Unfortunately, many plan sponsors are not always aware of their fiduciary duties and responsibilities. First, even though fiduciary responsibility can be delegated, it can never be abdicated. What that means is that you, as a plan sponsor, may still be held liable for wrongdoings and fiduciary breaches of service providers that you hire. Second, the process of selecting a service provider whom you will be delegating part of your fiduciary responsibility to is a fiduciary process in itself. If you don’t have a reasonable and prudent selection process in place, a spur of the moment decision can result in a fiduciary breach.


In order to fulfill your fiduciary responsibility and minimize the chances of a fiduciary breach when selecting services providers, it is extremely important to have and follow a sound due diligence process.

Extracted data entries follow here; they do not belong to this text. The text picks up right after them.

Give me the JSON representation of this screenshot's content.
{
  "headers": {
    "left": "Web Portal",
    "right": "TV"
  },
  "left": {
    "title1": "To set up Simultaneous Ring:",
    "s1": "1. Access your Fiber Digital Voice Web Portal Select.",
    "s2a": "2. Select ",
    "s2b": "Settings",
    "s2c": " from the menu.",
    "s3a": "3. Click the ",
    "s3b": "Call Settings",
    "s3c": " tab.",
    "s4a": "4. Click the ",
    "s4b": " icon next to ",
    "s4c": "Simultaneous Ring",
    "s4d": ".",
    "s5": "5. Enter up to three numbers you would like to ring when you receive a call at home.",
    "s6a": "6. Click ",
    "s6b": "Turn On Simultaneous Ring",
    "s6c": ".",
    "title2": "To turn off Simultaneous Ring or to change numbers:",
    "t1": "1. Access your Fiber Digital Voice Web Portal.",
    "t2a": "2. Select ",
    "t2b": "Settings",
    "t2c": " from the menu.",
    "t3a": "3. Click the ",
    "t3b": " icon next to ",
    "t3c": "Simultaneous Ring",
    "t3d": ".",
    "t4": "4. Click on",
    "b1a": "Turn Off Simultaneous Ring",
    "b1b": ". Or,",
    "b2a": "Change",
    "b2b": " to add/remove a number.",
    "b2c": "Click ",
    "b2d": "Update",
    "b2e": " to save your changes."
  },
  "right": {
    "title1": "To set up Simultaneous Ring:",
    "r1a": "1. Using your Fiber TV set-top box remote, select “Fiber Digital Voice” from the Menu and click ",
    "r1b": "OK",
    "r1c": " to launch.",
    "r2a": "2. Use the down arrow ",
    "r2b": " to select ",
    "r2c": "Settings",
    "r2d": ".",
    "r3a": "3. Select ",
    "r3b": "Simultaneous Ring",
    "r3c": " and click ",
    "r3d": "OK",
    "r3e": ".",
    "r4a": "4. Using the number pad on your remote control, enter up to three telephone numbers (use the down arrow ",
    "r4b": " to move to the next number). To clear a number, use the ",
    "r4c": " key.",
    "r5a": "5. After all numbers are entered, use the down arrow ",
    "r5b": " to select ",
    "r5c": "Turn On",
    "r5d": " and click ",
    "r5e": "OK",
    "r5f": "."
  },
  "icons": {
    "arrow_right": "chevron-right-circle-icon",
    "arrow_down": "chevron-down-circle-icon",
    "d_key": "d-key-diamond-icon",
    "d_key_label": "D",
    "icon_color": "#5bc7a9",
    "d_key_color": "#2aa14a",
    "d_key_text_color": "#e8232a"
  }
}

At the outset, a plan sponsor needs to demonstrate that a fiduciary process was followed. The best way to do that is to have a documented process. For example, under ERISA Section 408(b)(2) covered service providers (providers who expect to receive $1,000 or more in direct or indirect compensation for the provided services) are required to disclose their compensation and acknowledge that they provide services as fiduciaries under ERISA. Hence a plan sponsor is expected to obtain and use this information when selecting service providers. Ignoring any of this information can be classified as a fiduciary breach.


A Request For Proposal


A request for proposal (RFP) is another good way to demonstrate that a prudent selection process was followed. An RFP is a formal process by which a plan sponsor can request and evaluate multiple service providers on an apples-to-apples basis. For example, you can compare service providers by criteria such as experience with employee benefit plans, fees and expenses, open architecture vs proprietary products, compliance oversight, etc.

However, before you go through the RFP, it is essential to know which services your plan really needs. It is common to see plans paying for services that they rarely. This is far from being prudent.


It is worth noting, that while an RFP is the most comprehensive method of comparing and selecting service providers, it is very time consuming and not cost-effective. This could be a problem for small 401(k) plans. A simple market survey could serve as a good alternative. Yes, it may not be as thorough as an RFP, but it will be enough to demonstrate that a prudent selection process was followed. The most important thing is to obtain sufficient information from several providers and compare their experiences, competencies, and costs. Once you’ve taken these steps and documented the process you followed, you can dramatically decrease plan expenses, improve participants’ returns, and significantly reduce the chances of running into a fiduciary breach.


Selection of service providers is not a one-time event. With the plan assets growing, the scope of services will expand as well. That means that you will need to go through the selection process again. How often should you do that? The Department of Labor recommends doing it “periodically,” or every three to five years as good rule of thumb.


Finally, remember when we mentioned that you can delegate your fiduciary responsibility, but never abdicate it? This is as true as ever. Your fiduciary duty is not only to prudently select service providers, but also to monitor them. You have to make sure that services are necessary and consistent with the agreement, and the fees paid are fair and reasonable. If you don’t do that, how can you be sure that the best interests of the plan are honored?